If you’re using a tool which extracts multiple metadata at once, the
add_metadata
plugin supports returning a hash as well.
class VideoUploader < Shrine
plugin :add_metadata
add_metadata do |io|
movie = FFMPEG::Movie.new(io.path)
{ "duration" => movie.duration,
"bitrate" => movie.bitrate,
"resolution" => movie.resolution,
"frame_rate" => movie.frame_rate }
end
metadata_method :duration, :bitrate, :resolution, :frame_rate
end
video = video_uploader.upload(file)
video.duration #=> 7.5
video.bitrate #=> 481
video.resolution #=> "640x480"
video.frame_rate #=> 16.72
Storage metadata
In addition to extracting the metadata on your side, Shrine also gives the storage itself the ability to update the metadata after uploading.

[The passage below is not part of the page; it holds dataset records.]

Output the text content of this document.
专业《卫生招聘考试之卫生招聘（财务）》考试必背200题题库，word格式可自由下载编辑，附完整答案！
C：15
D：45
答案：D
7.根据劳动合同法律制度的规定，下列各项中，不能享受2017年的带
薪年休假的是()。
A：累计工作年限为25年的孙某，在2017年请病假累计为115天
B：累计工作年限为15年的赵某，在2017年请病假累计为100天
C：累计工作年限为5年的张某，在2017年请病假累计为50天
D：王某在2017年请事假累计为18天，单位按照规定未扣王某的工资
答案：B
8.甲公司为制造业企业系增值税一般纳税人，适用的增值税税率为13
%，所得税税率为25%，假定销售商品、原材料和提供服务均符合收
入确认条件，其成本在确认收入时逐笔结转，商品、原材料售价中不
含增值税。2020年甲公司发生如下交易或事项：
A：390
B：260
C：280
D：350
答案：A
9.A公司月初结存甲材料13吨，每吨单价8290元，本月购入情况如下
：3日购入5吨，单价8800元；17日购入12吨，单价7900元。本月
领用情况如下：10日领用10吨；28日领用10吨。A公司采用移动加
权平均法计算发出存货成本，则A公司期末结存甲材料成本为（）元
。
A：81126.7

Some storages like filesystem and Amazon S3 won’t use this, but many other storage services extract file metadata during uploading.
For example, when you’re uploading images to Cloudinary, shrine-cloudinary
will automatically update size
, mime_type
, width
and height
metadata values. This is especially useful if you’re processing
the image on upload with Cloudinary, because then the metadata that Shrine
extracted won’t match the uploaded file, since those were extracted before the
upload.
uploaded_file = cloudinary_uploader.upload(image, upload_options: {
format: "png",
width: 800,
height: 800,
crop: :limit,
})
uploaded_file.metadata #=>
# {
# "filename" => "nature.jpg"
# "mime_type" => "image/png",
# "size" => 8584,
# "width" => 800,
# "height" => 600,
# }
Cloudinary also has the ability to automatically generate responsive breakpoints, and the ability to update the metadata allows the storage to store the information about the generated breakpoints.
uploaded_file = cloudinary_uploader.upload(image, upload_options: {
responsive_breakpoints: {
bytes_step: 20000,
min_width: 200,
max_width: 1000,
max_images: 20,
}
})
uploaded_file.metadata["cloudinary"]["responsive_breakpoints"] #=>
# [{
# "breakpoints": {
# {
# "width": 1000,
# "height": 667,
# "bytes": 79821,
# "url": "http://res.cloudinary.com/demo/image/upload/c_scale,w_1000/v1453637947/dog.jpg",
# "secure_url": "https://res.cloudinary.com/demo/image/upload/c_scale,w_1000/v1453637947/dog.jpg"
# },
# ...
# }
# }]
Some other storages that use the ability to update metadata include shrine-flickr, shrine-transloadit and shrine-uploadcare.
Summary
We’ve seen how Shrine automatically extracts metadata before upload, which is then stored into the same database column. You can determine MIME type and extract image dimensions from file content using a variety of tools, just by loading a corresponding plugin. You can also extract any custom metadata, and storage services can add their own metadata as well.